Salvador Trinxet – El mismo autor mencionado anteriormente nos señala que el secreto médico puede ser derogado sólo cuando está en juego un bien mayor, como pueda ser la salud de otras personas (enfermedades infecciosas, por ejemplo), u otros bienes sociales de superior categoría (procesos legales con inculpación de inocentes, etc.). En estos casos, y solamente en éstos, el médico puede revelar lo estrictamente preciso para atender a esa finalidad prevalente.

¿Qué es el secreto profesional del abogado?

Salvador Trinxet – Según Azerrad, Marcos E; el secreto profesional del abogado constituye un deber y, a la vez, un derecho.
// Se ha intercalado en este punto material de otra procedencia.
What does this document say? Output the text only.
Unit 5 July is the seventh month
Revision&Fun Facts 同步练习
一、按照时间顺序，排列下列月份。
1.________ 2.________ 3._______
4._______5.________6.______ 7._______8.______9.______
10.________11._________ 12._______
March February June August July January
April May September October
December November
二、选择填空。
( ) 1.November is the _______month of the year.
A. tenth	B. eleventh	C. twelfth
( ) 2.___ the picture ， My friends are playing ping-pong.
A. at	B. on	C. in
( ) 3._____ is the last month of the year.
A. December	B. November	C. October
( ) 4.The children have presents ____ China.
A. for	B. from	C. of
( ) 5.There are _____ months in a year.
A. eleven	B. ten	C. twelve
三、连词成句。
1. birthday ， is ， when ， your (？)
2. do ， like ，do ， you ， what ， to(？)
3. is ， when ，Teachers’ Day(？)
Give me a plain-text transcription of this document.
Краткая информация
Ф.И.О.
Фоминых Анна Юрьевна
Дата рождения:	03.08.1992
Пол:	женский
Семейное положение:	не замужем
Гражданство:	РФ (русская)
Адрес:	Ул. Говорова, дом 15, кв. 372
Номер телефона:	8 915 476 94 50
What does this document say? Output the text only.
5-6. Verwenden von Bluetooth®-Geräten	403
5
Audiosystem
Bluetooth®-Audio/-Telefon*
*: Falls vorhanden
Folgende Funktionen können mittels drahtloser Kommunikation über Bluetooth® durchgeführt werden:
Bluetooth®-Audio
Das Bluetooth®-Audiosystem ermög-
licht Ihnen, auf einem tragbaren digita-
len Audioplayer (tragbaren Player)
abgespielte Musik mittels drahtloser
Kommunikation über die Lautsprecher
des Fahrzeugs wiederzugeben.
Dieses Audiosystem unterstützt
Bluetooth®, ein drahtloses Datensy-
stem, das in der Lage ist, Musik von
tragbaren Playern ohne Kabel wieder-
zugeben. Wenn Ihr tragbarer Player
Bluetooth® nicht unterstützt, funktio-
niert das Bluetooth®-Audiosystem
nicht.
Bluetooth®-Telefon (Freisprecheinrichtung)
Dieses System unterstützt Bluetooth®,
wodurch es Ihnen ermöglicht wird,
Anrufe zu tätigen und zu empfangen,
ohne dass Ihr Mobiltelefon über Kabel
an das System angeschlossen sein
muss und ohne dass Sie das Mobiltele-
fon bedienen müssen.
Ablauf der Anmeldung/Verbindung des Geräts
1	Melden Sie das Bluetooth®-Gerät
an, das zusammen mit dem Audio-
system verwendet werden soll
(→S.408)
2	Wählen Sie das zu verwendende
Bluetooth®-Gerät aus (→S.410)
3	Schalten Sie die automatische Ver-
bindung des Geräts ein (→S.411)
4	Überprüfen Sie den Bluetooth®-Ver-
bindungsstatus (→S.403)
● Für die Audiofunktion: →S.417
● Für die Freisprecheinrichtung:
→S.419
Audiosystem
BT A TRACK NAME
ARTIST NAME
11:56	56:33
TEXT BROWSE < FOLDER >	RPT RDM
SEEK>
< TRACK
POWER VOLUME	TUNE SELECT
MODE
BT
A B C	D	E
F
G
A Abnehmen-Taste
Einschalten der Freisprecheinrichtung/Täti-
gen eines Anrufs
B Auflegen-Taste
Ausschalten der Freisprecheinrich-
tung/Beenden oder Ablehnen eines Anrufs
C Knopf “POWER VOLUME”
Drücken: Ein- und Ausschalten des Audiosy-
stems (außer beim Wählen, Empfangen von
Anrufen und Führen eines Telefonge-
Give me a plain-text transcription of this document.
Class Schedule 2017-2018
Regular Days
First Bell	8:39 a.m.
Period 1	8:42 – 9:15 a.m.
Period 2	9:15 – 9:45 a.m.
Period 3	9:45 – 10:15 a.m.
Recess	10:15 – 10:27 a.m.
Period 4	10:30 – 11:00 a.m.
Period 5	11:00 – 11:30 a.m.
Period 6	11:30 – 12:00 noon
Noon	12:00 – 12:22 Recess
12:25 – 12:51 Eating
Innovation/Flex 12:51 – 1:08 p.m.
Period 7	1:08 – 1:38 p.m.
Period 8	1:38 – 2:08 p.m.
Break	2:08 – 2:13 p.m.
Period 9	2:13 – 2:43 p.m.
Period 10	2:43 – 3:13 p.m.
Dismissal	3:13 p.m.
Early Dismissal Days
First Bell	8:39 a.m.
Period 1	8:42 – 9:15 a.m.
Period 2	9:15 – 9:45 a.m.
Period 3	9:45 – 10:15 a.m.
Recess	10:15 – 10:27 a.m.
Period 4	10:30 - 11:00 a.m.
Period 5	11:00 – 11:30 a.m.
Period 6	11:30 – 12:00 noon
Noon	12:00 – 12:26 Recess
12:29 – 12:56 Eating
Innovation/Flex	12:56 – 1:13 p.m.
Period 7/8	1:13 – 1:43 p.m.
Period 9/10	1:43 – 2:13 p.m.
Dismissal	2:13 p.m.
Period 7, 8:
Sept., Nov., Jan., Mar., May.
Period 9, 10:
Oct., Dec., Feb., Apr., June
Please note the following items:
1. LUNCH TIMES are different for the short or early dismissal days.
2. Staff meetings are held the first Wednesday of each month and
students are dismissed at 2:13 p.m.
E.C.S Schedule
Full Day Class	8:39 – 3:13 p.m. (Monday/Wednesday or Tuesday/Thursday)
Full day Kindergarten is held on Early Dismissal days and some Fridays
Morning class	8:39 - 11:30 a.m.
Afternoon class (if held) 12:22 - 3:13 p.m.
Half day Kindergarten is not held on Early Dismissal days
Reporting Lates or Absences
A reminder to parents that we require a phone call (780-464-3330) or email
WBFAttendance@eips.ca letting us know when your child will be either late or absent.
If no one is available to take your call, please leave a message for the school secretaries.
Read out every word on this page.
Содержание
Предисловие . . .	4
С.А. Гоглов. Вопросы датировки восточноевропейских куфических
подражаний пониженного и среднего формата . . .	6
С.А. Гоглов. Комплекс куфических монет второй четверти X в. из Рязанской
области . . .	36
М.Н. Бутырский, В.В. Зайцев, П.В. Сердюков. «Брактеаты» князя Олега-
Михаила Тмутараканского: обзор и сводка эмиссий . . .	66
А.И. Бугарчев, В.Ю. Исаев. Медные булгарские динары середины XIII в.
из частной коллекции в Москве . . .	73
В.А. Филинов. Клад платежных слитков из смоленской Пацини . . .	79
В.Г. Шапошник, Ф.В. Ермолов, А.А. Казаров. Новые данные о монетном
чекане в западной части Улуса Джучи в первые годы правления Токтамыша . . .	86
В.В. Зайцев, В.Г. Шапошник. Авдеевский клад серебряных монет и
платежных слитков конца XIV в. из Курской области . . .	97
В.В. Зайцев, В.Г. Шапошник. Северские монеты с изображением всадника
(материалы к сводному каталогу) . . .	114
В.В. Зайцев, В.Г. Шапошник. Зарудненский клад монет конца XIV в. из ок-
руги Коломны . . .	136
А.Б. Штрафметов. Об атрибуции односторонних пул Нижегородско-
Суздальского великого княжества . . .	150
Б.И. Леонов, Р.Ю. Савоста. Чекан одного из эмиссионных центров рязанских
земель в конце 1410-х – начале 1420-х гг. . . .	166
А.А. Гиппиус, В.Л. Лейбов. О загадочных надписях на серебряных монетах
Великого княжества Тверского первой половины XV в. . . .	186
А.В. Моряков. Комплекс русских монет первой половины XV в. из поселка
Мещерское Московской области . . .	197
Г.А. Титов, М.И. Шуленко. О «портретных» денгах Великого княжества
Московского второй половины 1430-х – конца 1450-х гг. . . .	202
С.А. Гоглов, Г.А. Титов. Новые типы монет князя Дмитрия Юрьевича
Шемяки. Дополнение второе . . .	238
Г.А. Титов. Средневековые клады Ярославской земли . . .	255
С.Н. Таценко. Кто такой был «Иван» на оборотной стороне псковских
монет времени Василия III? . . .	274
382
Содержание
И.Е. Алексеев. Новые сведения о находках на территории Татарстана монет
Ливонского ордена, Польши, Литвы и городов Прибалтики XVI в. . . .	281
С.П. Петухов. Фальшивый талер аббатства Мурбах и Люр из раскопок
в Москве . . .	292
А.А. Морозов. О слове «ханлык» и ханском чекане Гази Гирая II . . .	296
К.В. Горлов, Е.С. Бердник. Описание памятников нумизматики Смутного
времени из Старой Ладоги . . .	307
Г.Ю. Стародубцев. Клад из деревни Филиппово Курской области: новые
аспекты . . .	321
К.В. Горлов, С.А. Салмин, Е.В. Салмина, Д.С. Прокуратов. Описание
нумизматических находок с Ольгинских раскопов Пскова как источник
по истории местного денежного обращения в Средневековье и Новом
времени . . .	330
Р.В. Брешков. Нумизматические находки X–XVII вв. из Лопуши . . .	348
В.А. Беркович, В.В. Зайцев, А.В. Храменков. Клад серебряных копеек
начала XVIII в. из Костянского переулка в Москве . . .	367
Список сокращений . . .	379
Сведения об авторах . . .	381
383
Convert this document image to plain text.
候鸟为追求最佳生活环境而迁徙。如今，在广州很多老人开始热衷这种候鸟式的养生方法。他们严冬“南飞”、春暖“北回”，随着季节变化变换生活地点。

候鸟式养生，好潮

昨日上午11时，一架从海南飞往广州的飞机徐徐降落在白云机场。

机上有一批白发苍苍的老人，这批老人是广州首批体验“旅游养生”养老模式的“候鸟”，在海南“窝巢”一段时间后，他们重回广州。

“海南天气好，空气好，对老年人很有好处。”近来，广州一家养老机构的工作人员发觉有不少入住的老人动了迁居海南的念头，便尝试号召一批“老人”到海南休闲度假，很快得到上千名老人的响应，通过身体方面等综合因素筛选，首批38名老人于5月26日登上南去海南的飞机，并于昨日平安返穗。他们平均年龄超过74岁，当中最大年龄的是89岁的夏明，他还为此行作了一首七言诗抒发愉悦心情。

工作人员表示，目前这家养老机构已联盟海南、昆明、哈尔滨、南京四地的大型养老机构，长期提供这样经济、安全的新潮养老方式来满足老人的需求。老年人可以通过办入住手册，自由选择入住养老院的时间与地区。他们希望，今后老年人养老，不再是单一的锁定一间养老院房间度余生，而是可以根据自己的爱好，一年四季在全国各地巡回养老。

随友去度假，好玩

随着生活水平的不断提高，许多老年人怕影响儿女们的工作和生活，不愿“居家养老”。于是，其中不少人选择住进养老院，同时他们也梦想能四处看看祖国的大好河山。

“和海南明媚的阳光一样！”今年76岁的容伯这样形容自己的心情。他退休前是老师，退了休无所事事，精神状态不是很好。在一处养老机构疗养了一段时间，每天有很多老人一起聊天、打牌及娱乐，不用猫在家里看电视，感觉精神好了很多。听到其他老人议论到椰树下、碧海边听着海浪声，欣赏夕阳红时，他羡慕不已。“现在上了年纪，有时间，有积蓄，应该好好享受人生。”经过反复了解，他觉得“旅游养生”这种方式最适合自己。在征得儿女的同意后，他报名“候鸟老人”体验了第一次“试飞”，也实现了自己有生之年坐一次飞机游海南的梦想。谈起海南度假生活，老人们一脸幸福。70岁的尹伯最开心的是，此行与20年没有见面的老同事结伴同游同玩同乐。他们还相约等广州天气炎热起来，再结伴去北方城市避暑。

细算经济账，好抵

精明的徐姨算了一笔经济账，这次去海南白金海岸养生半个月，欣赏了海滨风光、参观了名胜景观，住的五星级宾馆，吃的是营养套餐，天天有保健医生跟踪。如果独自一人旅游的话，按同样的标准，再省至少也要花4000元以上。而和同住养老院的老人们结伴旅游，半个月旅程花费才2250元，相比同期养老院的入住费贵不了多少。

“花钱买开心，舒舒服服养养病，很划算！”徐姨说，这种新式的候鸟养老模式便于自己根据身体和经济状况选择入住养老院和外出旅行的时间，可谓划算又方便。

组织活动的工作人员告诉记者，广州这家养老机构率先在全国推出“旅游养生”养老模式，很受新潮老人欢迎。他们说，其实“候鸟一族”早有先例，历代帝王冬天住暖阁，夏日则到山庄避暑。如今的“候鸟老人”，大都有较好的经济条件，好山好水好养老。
Encuentra su fundamento en el principio de la inviolabilidad de la persona humana, de su intimidad y en la vida privada. Es, pues, el andamiaje necesario e indispensable de la libertad de expresión y comunicación que debe existir entre el abogado defensor y el justiciable.

¿Qué implica esta reserva o silencio por parte del abogado?

Salvador Trinxet – El mencionado autor Azerrad explica que la reserva o silencio implica un imperativo insoslayable de carácter moral, ético y legal de observancia rigurosa y estricta del secreto confiado. Es de su esencia. El mejor secreto confiado es aquel que no se dice a nadie; pertenece a la categoría de los derechos humanos básicos y esenciales, y así ha sido reconocido expresamente por pactos y convenciones internacionales, como también en innumerables congresos nacionales y de la abogacía de todo el mundo, entre los cuales citamos tanto los realizados porla Federación Argentina de Colegios de Abogados (FACA),la Unión Internacional de Abogados (UIA),la Unión Iberoamericana de Colegios de Abogados (UIBA), yla Federación Internacional de Abogados (FIA), como los encuentros regionales efectuados por la abogacía del Mercosur (Coadem), entre otros.

¿El secreto profesional del abogado sirve como instrumento de defensa?

Salvador Trinxet – El libro Ética y Secreto Profesional del Abogado nos dice que el secreto profesional es un mecanismo esencial e insustituible dela Justicia y el Estado de Derecho. Constituye un pilar básico y forzoso del derecho de defensa, y requiere para su pleno ejercicio la existencia de abogados libres e independientes, sin ninguna sujeción o subordinación jerárquica tanto de los poderes públicos como privados. El Estado de Derecho y la función social de la abogacía están obligados a impulsar y propiciar mecanismos que generen la absoluta y suficiente confianza de cualquier persona hacia su abogado defensor, habida cuenta de que allí se encuentran en juego elementales principios y garantías fundamentales protegidos porla Declaración Universal de Derechos Humanos del 10 de diciembre de 1948.